19. A circuit breaker according to claim 18, wherein said retaining pin has a pair of grooves for retaining one end of said compression spring, thereby holding said retaining pin in place.

20. A circuit breaker according claim 17, wherein said tripping module further includes a set of transformer assemblies which are electrically coupled to said electronic system.

21. A circuit breaker according to claim 17 further including a bracket attached to said trip solenoid, said bracket having at least one bracket mounting leg for securing said trip solenoid within the circuit breaker.

22. A circuit breaker according to claim 21, wherein said tripping module is enclosed in a housing, said housing including at least one mounting slot formed therein for retaining said trip solenoid within said housing.

23. A circuit breaker according to claim 22 further including a silicone tube surrounding said bracket mounting leg, whereby said bracket mounting leg is disposed within said mounting slot and secured in place by said silicone tube.

24. A circuit breaker according to claim 18, wherein said cap further having a recess therein on each side thereof for allowing said prongs to move freely in the cap.
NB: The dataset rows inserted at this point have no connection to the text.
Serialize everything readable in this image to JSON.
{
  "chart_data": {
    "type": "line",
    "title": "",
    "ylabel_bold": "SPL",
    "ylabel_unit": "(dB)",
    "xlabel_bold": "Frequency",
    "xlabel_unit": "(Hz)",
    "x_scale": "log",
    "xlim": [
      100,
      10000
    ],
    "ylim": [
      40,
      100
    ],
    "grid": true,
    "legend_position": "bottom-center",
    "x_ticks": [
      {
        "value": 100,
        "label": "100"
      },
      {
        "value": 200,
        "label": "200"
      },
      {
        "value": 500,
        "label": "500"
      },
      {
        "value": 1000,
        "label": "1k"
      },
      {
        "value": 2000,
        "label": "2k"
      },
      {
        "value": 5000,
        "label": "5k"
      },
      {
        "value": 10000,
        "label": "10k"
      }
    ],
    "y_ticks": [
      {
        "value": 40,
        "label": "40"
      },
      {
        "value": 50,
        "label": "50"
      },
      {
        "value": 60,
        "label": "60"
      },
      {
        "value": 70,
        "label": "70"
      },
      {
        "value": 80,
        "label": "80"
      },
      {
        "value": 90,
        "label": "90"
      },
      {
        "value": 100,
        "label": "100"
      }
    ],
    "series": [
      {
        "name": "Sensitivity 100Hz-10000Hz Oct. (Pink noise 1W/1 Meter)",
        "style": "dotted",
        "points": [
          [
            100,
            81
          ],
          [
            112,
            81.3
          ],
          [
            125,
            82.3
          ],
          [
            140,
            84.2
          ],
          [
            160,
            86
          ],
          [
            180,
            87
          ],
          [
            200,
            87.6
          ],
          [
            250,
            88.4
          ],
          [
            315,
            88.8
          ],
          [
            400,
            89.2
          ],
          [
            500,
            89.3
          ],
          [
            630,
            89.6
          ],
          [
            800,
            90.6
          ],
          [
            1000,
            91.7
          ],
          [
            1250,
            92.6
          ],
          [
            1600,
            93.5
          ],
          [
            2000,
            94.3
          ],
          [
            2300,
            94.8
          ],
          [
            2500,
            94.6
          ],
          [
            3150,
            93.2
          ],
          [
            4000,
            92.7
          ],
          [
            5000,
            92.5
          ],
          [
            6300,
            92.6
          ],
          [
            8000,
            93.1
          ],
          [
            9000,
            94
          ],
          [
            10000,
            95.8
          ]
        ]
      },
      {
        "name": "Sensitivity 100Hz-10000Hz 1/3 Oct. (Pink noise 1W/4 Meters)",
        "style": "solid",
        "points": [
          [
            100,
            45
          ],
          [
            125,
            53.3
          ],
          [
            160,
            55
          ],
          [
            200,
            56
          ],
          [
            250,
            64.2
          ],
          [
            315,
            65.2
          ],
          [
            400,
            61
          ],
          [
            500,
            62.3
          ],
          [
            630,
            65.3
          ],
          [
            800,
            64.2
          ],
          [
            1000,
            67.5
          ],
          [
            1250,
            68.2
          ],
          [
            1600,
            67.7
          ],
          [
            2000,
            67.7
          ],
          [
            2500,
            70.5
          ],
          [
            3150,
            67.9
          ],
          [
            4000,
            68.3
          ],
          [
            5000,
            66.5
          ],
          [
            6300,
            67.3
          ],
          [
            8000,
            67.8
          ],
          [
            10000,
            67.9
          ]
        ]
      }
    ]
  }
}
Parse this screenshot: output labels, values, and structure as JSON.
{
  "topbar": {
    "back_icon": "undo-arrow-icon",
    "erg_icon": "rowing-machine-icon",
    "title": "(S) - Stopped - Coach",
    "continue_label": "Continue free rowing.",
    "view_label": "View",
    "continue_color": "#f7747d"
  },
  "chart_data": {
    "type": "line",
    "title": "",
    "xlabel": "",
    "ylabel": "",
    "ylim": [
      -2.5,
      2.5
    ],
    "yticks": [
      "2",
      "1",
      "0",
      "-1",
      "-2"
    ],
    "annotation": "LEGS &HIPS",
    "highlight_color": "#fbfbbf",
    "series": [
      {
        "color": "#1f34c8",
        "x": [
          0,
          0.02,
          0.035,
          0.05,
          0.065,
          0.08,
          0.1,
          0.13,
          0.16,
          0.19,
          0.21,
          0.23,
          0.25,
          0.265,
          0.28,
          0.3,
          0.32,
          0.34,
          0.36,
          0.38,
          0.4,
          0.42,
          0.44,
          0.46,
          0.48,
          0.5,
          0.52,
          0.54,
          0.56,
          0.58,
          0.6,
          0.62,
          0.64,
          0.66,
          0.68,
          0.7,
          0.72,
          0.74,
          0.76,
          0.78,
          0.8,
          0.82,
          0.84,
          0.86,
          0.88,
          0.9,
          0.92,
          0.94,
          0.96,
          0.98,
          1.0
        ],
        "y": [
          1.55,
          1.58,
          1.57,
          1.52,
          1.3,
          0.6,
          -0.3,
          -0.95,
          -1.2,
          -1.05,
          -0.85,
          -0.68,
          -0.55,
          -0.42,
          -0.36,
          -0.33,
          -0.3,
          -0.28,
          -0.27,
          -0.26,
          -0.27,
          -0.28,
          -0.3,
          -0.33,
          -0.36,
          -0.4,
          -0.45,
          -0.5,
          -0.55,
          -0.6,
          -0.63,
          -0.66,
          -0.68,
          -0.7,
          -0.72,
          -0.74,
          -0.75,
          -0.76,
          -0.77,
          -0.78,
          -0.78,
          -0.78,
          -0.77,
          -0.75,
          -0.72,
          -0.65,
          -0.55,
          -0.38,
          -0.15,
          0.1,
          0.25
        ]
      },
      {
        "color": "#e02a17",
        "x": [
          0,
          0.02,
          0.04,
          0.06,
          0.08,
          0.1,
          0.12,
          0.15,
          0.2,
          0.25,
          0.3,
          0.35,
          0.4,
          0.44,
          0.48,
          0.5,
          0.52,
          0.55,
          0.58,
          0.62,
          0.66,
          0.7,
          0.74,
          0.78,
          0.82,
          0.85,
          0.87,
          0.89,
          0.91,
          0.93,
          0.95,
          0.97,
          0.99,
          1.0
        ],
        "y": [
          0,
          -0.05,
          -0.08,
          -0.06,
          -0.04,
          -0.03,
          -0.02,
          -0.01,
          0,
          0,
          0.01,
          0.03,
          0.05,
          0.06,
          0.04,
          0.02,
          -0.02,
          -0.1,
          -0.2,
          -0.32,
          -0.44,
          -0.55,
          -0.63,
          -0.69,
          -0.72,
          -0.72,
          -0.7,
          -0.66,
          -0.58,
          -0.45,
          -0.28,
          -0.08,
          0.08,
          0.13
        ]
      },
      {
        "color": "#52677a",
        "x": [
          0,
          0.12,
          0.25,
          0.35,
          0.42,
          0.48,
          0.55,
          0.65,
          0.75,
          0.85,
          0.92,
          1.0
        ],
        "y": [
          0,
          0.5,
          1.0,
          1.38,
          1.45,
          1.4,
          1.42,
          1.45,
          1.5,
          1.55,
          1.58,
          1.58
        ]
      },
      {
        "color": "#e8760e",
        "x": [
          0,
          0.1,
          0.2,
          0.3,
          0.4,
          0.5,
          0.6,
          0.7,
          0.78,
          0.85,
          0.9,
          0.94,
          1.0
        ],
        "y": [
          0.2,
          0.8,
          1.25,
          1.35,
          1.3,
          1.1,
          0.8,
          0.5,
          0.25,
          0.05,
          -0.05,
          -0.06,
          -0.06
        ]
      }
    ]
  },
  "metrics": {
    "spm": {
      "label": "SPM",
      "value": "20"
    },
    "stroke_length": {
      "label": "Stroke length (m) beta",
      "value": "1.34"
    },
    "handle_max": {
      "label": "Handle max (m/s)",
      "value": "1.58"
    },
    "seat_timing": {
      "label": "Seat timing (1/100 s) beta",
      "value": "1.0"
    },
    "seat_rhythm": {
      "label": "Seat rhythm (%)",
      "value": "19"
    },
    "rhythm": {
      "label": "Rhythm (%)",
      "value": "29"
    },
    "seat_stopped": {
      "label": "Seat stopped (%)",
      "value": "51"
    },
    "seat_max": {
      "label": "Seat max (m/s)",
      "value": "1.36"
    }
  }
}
25. A circuit breaker according to claim 17, further comprising:

a housing for enclosing said tripping module;

a trip unit hammer pivotally secured to a trip unit frame which is attached to said housing;

a compression spring positioned between said frame and said trip unit hammer, said compression spring biases said trip unit hammer towards the main latch;

a trip latch pivotally secured to said trip unit frame for holding said trip unit hammer in a position away from the main latch, said trip latch directly interacts with said trip cross bar whereby when said current exceeds a predetermined amount said solenoid is released thereby forcing said plunger into said trip unit cross bar which rotates into said trip latch which will rotate from a trip unit hammer holding position into a release position thereby releasing said trip unit hammer and allowing said trip unit hammer to actuate the main latch and thereby allowing the operating mechanism to separate said pair of separable contacts.